Electronic surveillance and the right to privacy
In 2018, a nine-judge bench of the Supreme Court in the Puttaswamy verdict accorded the right to privacy a fundamental right. But this is not an absolute right. Electronic surveillance in a post-Puttaswamy world needs to be revisited.
This is not just a matter of debate in India but even in countries where strict privacy laws exist. In Riley V. California—a case pertaining to warrantless searches of smartphones— Chief Justice of United States of America John Glover Roberts Jr. described cell phones as "such a pervasive and insistent part of daily life that the proverbial visitor from Mars might conclude they were an important feature of human anatomy." Smartphones contain the "combined footprint of what has been occurring socially, economically, personally, psychologically, spiritually and sometimes even sexually, in the owner's life", the decision in United States v. Adamou Djibo said.
"One has a fundamental right to privacy, but this can be taken away as per due process of law. The CrPC is a procedural law and considered to be due process. That's how, the police in the course of an investigation can see and use WhatsApp chats as evidence," advocate Sarim Naved said.

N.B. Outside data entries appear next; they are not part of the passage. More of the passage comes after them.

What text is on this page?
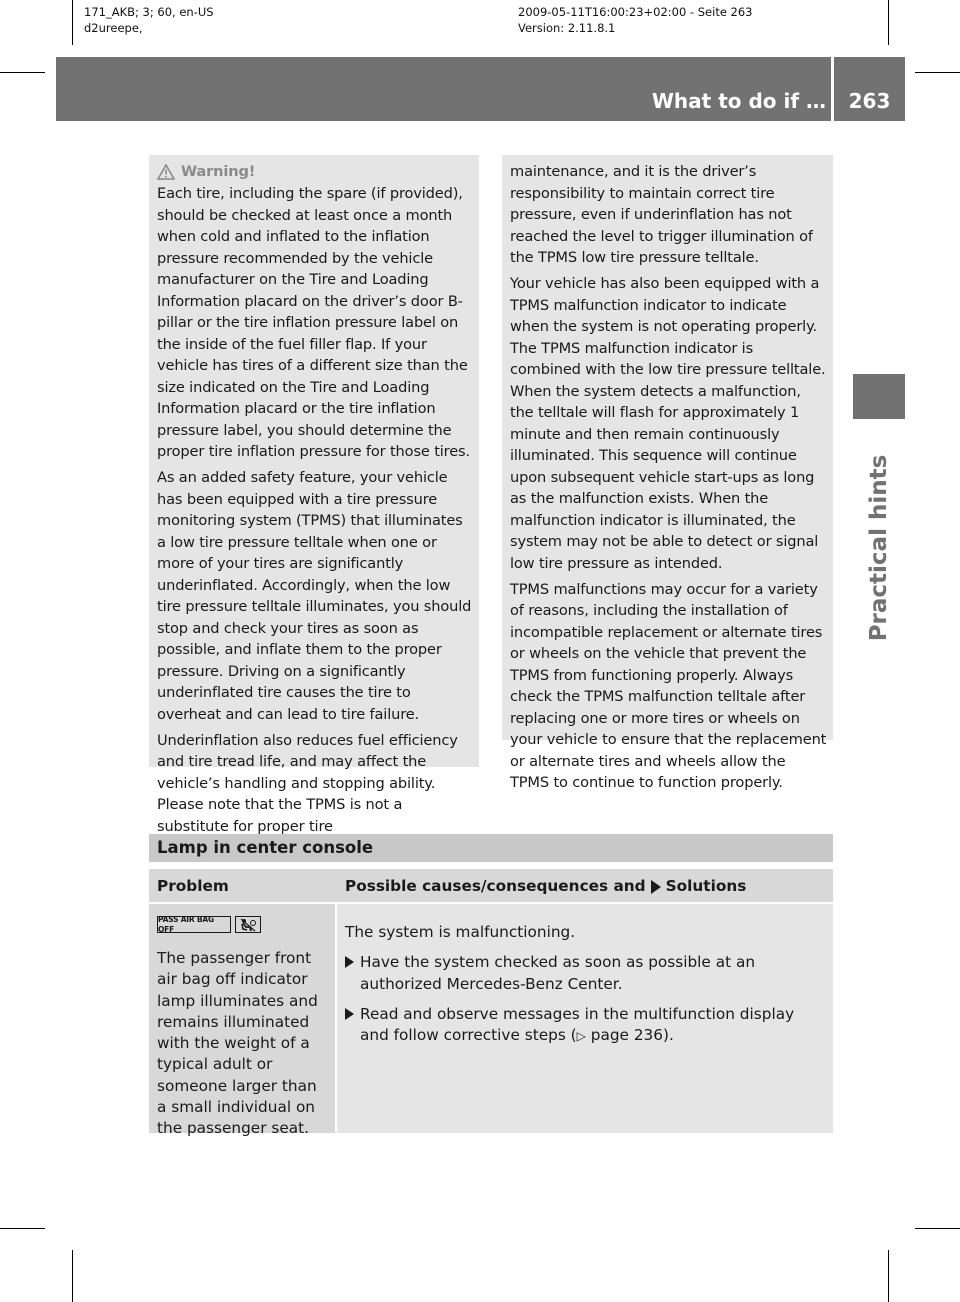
171_AKB; 3; 60, en-US
d2ureepe,
2009-05-11T16:00:23+02:00 - Seite 263
Version: 2.11.8.1
What to do if …	263
Practical hints
Warning!

Each tire, including the spare (if provided), should be checked at least once a month when cold and inflated to the inflation pressure recommended by the vehicle manufacturer on the Tire and Loading Information placard on the driver’s door B-pillar or the tire inflation pressure label on the inside of the fuel filler flap. If your vehicle has tires of a different size than the size indicated on the Tire and Loading Information placard or the tire inflation pressure label, you should determine the proper tire inflation pressure for those tires.

As an added safety feature, your vehicle has been equipped with a tire pressure monitoring system (TPMS) that illuminates a low tire pressure telltale when one or more of your tires are significantly underinflated. Accordingly, when the low tire pressure telltale illuminates, you should stop and check your tires as soon as possible, and inflate them to the proper pressure. Driving on a significantly underinflated tire causes the tire to overheat and can lead to tire failure.

Underinflation also reduces fuel efficiency and tire tread life, and may affect the vehicle’s handling and stopping ability. Please note that the TPMS is not a substitute for proper tire

maintenance, and it is the driver’s responsibility to maintain correct tire pressure, even if underinflation has not reached the level to trigger illumination of the TPMS low tire pressure telltale.

Your vehicle has also been equipped with a TPMS malfunction indicator to indicate when the system is not operating properly. The TPMS malfunction indicator is combined with the low tire pressure telltale. When the system detects a malfunction, the telltale will flash for approximately 1 minute and then remain continuously illuminated. This sequence will continue upon subsequent vehicle start-ups as long as the malfunction exists. When the malfunction indicator is illuminated, the system may not be able to detect or signal low tire pressure as intended.

TPMS malfunctions may occur for a variety of reasons, including the installation of incompatible replacement or alternate tires or wheels on the vehicle that prevent the TPMS from functioning properly. Always check the TPMS malfunction telltale after replacing one or more tires or wheels on your vehicle to ensure that the replacement or alternate tires and wheels allow the TPMS to continue to function properly.

Lamp in center console
Problem	Possible causes/consequences and Solutions
PASS AIR BAG OFF
The passenger front air bag off indicator lamp illuminates and remains illuminated with the weight of a typical adult or someone larger than a small individual on the passenger seat.

The system is malfunctioning.

Have the system checked as soon as possible at an authorized Mercedes-Benz Center.
Read and observe messages in the multifunction display and follow corrective steps (▷ page 236).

"In our country, the data protection laws are not in line with international laws. It is very easy for a sub-inspector sitting in a remote area or a village to access the telephone records of any individual, by writing a simple letter to the service provider," senior advocate Vikas Pahwa said referring to the observation made by Chief Justice Roberts. "Since people are largely not aware of their constitutional rights, the mobile phones, laptop computers and other digital equipment are seized by the investigating agency without any process of law," Pahwa added. "They don't object when the search takes place. The mobile phones & laptops are freely accessed, files are downloaded and used by the investigating agency without the certificate u/s 65B of the Indian evidence act, which is mandatory for using any digital evidence," he said.
"In America, the personal information of any individual cannot be accessed unless a warrant is obtained from the court of competent jurisdiction. In India, we have the laws but their implementation is a big issue. Indian Courts need to be more strict in cases of violation of the Fundamental Rights of the Citizens in the hands of the Investigating agencies, particularly in the privacy laws," Pahwa told BOOM.
"All fundamental rights including the right to privacy ordinarily apply against the state and not private corporations. So while disclosure of WhatsApp chats appears like the most blatant privacy violation but it has no constitutional remedy. This is another reason why a data protection bill is necessary to make the right to privacy meaningful in daily life. If the PDP (Personal Data Protection ) Bill, which is in its draft stage, were law today the Mumbai police would at least have to explain whether the disclosure had a clear and lawful purpose and why it was necessary for investigation. The disclosures, if true, are certainly sensational but at what cost?" Arghya Sengupta, Founder and Research Director of Vidhi Centre for Legal Policy said speaking to BOOM.
In 2017, Hindustan Times reported that three students of Global Jindal University accused of gangraping and blackmailing their junior were convicted based on WhatsApp chats that were presented as evidence. Main accused Hardik Sikri and his friend Karan Chhabra were awarded jail term of 20 years each, while the third accused Vikas Garg was handed a seven-year jail term. In another case, the Delhi High Court in 2018 upheld the acquittal of a rape accused based on WhatsApp chats that were submitted as evidence.